We expected a decreased rate of subjective sweating in patients experiencing a major depressive disorder treated with oxybutynin as compared with placebo, and the data we obtained fully supported this expectation. Therefore, our results are in line with those reported by previous investigators, 13–16 although the present findings add to the literature in an important way in that data were derived from a double-blind randomized study, which usually does provide unbiased and more reliable data. Moreover, given that sweating is often observed as an unpleasant side effect of SSRIs, in particular sertraline,8 administration of oxybutynin might be considered to relieve unpleasant sweating and to improve quality of life.9,10 In this regard, possible side effects of oxybutynin turned out to be descriptively observable (see Table 4), although statistically these side effects were no more frequent than in the control group.
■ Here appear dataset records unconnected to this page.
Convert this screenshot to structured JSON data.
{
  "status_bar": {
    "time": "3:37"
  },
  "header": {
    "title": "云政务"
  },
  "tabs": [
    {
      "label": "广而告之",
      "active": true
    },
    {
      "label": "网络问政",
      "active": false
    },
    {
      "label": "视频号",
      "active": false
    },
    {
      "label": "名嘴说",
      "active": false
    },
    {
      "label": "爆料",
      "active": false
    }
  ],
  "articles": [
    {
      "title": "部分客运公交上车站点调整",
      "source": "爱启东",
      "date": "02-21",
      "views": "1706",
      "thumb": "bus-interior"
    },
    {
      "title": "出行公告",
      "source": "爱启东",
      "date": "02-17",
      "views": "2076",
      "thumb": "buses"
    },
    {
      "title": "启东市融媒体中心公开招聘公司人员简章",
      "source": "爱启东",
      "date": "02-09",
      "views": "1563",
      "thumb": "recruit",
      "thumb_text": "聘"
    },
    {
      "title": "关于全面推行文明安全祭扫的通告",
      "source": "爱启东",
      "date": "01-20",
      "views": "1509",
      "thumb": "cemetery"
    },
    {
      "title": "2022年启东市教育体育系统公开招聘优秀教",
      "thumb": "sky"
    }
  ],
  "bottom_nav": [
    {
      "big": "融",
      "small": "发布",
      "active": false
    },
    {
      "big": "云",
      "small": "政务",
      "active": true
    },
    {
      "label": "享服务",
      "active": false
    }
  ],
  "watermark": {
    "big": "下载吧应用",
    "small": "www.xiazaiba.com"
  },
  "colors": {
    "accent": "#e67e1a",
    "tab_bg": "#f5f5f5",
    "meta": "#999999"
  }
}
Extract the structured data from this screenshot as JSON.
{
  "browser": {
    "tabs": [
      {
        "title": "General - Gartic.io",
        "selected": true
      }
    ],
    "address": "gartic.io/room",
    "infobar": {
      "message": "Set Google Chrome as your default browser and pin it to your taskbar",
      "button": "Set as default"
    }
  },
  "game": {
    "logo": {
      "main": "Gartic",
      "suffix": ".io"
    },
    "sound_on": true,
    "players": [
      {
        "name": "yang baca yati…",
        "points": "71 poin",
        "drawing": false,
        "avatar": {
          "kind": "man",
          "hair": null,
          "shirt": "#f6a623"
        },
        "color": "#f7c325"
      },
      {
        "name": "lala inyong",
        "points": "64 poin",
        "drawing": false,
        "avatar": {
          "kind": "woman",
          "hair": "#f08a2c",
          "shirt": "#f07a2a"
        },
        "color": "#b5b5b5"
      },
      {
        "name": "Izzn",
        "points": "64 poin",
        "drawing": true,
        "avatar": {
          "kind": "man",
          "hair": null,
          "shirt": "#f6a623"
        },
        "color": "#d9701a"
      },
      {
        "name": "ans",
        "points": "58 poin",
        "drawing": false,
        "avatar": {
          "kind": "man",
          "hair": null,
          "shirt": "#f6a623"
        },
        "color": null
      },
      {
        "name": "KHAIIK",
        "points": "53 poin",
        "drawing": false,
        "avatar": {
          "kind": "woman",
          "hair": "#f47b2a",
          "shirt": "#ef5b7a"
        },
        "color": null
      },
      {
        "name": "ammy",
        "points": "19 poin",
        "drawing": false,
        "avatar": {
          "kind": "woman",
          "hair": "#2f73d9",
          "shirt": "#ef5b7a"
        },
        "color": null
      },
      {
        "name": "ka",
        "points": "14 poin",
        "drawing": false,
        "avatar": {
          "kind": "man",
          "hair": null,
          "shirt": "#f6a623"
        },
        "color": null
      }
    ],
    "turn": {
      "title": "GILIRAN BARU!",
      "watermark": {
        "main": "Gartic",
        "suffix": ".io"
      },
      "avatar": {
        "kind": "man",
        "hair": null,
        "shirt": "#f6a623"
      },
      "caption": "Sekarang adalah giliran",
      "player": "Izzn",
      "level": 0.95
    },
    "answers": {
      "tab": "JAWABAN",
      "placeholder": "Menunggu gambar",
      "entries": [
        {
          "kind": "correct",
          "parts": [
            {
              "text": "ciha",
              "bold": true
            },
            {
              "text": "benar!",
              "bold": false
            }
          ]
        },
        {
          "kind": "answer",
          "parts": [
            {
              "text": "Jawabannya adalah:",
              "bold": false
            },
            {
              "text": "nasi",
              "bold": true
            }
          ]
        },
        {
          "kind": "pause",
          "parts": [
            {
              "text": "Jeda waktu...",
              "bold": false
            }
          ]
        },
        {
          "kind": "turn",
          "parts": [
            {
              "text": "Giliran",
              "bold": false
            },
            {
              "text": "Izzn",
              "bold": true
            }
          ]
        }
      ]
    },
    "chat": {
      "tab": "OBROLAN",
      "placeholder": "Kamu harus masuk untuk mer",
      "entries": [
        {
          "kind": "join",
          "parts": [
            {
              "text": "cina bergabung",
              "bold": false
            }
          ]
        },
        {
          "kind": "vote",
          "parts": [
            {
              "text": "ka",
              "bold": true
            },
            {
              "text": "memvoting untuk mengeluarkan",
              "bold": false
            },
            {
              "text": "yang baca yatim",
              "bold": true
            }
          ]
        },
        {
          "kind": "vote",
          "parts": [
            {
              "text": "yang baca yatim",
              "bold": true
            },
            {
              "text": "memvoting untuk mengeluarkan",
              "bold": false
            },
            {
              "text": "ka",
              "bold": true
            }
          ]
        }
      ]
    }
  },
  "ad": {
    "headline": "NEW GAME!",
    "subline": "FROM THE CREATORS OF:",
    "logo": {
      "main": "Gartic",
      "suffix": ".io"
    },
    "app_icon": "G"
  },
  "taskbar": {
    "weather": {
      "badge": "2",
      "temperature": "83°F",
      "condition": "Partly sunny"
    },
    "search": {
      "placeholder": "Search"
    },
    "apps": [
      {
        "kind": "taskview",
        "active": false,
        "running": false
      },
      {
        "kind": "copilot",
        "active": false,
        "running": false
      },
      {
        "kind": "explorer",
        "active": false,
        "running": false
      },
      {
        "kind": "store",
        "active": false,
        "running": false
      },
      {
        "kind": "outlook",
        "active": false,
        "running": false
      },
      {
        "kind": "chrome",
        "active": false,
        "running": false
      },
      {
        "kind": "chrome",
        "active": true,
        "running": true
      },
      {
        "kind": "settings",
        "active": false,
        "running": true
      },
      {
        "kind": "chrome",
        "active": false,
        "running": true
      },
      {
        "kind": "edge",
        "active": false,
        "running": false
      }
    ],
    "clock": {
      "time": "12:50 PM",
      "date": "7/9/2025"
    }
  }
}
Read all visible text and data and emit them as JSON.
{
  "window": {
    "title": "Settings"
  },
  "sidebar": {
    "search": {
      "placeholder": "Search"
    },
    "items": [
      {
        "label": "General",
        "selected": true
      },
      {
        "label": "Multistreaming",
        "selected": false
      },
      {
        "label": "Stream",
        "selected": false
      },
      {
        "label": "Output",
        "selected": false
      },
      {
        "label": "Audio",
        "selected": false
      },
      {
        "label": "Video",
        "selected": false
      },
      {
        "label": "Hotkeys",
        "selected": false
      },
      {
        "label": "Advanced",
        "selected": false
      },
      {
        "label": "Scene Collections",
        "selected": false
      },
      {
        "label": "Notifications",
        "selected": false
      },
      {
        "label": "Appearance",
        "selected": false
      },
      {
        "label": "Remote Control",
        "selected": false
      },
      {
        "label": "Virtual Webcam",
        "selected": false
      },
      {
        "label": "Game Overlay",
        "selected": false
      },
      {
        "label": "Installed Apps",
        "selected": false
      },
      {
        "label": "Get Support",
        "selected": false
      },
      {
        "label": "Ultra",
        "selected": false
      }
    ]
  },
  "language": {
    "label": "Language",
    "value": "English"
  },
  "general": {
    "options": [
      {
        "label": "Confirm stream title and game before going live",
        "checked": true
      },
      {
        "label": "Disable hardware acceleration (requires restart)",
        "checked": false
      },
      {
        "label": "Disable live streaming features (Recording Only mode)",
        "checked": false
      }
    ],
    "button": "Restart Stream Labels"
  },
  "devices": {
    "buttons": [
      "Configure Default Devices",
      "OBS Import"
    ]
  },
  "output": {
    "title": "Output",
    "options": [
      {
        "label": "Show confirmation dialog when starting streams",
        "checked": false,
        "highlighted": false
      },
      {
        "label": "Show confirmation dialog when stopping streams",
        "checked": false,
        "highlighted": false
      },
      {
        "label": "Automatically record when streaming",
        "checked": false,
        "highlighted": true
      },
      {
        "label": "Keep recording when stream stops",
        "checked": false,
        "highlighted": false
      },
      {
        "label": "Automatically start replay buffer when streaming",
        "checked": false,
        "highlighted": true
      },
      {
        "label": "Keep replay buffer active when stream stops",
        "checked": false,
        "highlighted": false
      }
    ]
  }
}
Despite these encouraging findings, several considerations argue against excessive generalization of the results and favor their cautious interpretation. First, although the sample size was quite large, the inclusion and exclusion criteria were such that findings might not be able to be generalized to older patients experiencing a major depressive disorder or other comorbid diseases, or to inpatients. Second, we note that within the observation time of 2 weeks, sweating was also decreased in the control group receiving placebo. This observation was unexpected, and the underlying physiological and psychological mechanisms remain unclear, although it is conceivable that favorable expectations may have been responsible for this result. Moreover, it is also conceivable that antidepressant treatment per se reduced symptoms of depression and anxiety, thereby leading to a general downregulation of the psychophysiological system. In this respect, sertraline is known to reduce both symptoms of depression and anxiety. Third, we note that the amount of sweating reported was different between female and male patients. Again the underlying physiological and psychological mechanisms were not assessed, but we believe that future research should take into account a possible gender-related bias. Fourth, only patients willing and able to follow the study protocol were assessed, so a positive selection bias cannot be excluded. Fifth, no psychometric data regarding severity of depression or changes in depression severity were assessed, and investigating the degrees of symptoms might have given further insight into the relationship between symptom severity, response to pharmacological treatment, and sweating. Therefore, future research should assess both patient ratings and clinician ratings of depressive symptoms. Sixth, factors influencing the degree of sweating such as outdoor activities, vocational pursuits, and similar were not assessed. Seventh, the degree of sweating was exclusively assessed by subjective patient judgments, so future research might also introduce objective measurements.20 Lastly, the entire pattern of results might have been due to other latent as yet unassessed variables. Future research might include additional physiological and psychological assessments as well as, for instance, a comparison between different SSRIs.